In this paper, we primarily address whether perspective and task affect the gesture-referent relationship and not how this relationship can be best described. Nevertheless, the findings that pointers typically align eye, index-finger, and referent and that observers on the side typically extrapolate the vector defined by the pointing arm and finger (Herbort & Kunde, 2016; Wnuczko & Kennedy, 2011) allow for more specific predictions. That is, eyes, index finger, and referent form a line when participants assume the pointer perspective, regardless of whether they point or interpret (Fig. 1a, solid line). Conversely, when pointers or observers see the pointer from the side, shoulder, index finger, and referent should fall on a line (Fig. 1a, dotted line). Although this model is certainly an oversimplification (Herbort & Kunde, 2016), it might be a helpful heuristic for the interpretation of our data. Hence, the gesture-referent relationships derived from these predictions will be shown alongside the empirical data and considered in the discussion, but we do not aim to formally test or elaborate this model.

Method

Participants

Twenty-four women age 18–40 years (mean age 23 years; 23 right-handed, one ambidextrous) completed the experiment after signing informed consent and were compensated with course credit or money. They were on average 168 cm tall (SD = 7 cm). The data were collected as part of a practical course at the Julius-Maximilians-Universität Würzburg, which limited the time available for data collection. To enable counterbalancing of the order of conditions and meet the time constraints, the sample size was set to 24 participants. As our virtual pointer was female, only data of female participants was collected. Considering the large effect sizes of systematic errors (e.g., vertical misunderstandings of naïve pointers and observers when pointing at referents 2 m away from the pointer yielded effect sizes of dz = 2.8 and 3.3 in the experiments reported by Herbort & Kunde, 2018), a sample size of 5 would suffice to find the hypothesized effect of the perspective on pointing production and interpretation with a power of 1-β = .994. The experiment was conducted in accordance with the standards of the ethics commission of the Department of Psychology of the Julius-Maximilians-Universität Würzburg.
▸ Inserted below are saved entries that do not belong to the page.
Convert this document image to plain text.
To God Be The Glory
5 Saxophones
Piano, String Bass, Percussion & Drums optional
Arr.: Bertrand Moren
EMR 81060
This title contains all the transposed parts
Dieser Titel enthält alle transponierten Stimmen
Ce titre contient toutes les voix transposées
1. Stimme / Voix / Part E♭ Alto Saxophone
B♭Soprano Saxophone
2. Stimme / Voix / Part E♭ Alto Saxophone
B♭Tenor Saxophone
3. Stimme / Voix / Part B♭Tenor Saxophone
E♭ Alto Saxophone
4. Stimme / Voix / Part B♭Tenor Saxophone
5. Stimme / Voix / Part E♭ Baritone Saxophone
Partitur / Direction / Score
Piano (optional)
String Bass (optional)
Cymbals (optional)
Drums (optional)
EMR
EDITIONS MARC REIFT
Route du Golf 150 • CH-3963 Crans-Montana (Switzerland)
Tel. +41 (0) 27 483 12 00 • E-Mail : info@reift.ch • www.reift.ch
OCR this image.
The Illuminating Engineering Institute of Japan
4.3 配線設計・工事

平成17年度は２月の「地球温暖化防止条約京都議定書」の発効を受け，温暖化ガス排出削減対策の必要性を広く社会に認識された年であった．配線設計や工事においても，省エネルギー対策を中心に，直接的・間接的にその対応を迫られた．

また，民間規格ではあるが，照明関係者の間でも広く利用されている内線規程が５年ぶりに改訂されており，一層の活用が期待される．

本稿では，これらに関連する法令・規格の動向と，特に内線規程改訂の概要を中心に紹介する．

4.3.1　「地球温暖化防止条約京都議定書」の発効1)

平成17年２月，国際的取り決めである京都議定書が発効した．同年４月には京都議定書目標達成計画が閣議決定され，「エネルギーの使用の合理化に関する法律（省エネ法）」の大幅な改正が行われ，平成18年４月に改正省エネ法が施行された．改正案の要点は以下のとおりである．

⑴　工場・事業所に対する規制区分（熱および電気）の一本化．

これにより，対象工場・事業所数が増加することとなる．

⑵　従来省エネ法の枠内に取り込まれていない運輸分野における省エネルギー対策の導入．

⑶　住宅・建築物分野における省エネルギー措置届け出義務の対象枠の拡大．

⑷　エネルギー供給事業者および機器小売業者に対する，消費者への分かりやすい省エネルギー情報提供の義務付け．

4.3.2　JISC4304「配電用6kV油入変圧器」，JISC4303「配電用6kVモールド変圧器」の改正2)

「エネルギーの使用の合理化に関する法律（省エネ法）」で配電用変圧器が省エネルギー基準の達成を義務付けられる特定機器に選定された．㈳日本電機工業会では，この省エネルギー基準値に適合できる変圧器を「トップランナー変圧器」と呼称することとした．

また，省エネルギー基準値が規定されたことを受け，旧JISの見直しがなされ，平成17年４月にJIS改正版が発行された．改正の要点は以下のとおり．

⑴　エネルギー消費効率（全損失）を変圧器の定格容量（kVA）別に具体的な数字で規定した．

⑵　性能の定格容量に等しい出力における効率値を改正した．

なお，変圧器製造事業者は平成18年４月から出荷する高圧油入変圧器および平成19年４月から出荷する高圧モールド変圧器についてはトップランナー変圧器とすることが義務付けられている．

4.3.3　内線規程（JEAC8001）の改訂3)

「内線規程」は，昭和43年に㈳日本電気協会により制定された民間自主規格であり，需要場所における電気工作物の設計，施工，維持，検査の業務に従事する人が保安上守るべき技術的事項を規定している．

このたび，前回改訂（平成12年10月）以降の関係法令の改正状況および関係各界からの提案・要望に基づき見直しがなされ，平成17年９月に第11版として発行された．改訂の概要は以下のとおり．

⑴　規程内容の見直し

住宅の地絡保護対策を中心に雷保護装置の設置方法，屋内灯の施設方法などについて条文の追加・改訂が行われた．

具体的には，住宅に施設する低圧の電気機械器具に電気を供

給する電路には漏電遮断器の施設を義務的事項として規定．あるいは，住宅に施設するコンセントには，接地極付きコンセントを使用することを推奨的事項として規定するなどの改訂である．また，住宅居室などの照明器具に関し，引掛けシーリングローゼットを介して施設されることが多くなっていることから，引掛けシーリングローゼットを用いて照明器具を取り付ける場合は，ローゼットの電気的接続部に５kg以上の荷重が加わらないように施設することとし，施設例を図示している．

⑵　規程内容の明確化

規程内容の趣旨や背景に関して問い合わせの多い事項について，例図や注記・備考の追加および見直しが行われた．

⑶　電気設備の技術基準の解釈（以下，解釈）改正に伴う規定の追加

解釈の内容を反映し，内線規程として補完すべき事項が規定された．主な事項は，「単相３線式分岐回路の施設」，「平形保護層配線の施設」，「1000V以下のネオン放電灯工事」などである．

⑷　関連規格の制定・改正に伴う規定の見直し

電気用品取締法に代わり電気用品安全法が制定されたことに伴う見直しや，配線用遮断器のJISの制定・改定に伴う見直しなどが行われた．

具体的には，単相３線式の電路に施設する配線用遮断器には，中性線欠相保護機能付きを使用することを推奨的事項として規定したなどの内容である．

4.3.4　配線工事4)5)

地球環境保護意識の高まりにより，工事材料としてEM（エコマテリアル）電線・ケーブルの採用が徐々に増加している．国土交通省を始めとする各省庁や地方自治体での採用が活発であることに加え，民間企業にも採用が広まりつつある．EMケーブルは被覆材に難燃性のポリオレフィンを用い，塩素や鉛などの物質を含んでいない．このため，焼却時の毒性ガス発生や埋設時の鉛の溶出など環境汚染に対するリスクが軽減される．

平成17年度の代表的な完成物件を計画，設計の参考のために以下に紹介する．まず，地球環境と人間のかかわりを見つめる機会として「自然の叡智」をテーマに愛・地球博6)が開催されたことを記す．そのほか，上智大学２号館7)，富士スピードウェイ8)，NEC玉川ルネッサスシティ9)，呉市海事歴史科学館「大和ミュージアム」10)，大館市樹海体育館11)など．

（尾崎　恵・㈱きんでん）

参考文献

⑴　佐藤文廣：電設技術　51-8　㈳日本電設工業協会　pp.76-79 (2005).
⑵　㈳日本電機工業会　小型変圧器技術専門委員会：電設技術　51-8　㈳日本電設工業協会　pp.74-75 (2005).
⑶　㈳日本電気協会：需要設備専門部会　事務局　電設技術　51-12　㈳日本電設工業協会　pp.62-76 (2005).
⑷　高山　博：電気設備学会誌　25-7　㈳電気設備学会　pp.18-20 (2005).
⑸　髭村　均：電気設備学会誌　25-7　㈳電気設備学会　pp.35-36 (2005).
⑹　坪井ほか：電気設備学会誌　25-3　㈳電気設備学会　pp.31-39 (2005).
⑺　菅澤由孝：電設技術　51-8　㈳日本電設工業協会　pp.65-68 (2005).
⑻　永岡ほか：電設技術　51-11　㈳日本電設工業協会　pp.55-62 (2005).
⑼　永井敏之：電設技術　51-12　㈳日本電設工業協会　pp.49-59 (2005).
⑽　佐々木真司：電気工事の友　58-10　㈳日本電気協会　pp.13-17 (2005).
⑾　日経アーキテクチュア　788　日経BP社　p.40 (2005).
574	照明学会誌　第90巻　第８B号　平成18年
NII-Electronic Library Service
Stimulus, apparatus, and procedure

Participants wore an HTC Vive head-mounted display (HMD) that immersed them in a virtual room (Fig. 1b). In the room, a virtual pointer stood on a podium (1 m high), facing a 5 m × 5 m white screen at a distance of 2 m. The position of the virtual viewpoint was fixed regardless of the actual movements of the participant but the orientation of the virtual viewpoint was aligned with participants’ actual head rotations. That is, participants could look in all possible directions in VR but always from one of two fixed positions. The virtual pointer always pointed with a stretched arm and with an extended index finger. The virtual pointer was 175 cm tall and thus slightly taller than the average participant.

In the pointing task, the referent at which participants were asked to point was a red and white disk (diameter 25 cm) on the white screen (Fig. 1 b–d). They held an HTC Vive controller in the right hand, which translated their real arm movements into movements of the virtual pointer’s right arm. This was realized by setting the direction of the virtual pointer’s arm to the direction of the vector from the virtual pointer’s shoulder to the hand-held controller. Although this did not result in a perfect mapping between the participants’ and virtual pointers’ postures, pointing felt natural and no participant reported problems controlling the arm. Participants pulled the controller’s trigger button once they pointed at the referent. After a 500-ms interval in which the screen faded to gray, the next trial was initiated.

In the interpretation task, the virtual pointer was presented in one predefined, static posture throughout each trial. Participants then moved the red and white referent disk to the location they believed the pointer was referring to (referent position) with the directional controls of an Xbox gamepad. Then, they pressed a gamepad button with the right index finger. Once the responses were given, the view turned gray for 500 ms and the next trial was started.

When participants assumed the pointer perspective, the participant viewed the scene through the eyes of the virtual pointer (Fig. 1c). The observer perspective placed the viewpoint to a position 3.5 m to the pointer’s right (Fig. 1d). The heights of both viewpoints were identical.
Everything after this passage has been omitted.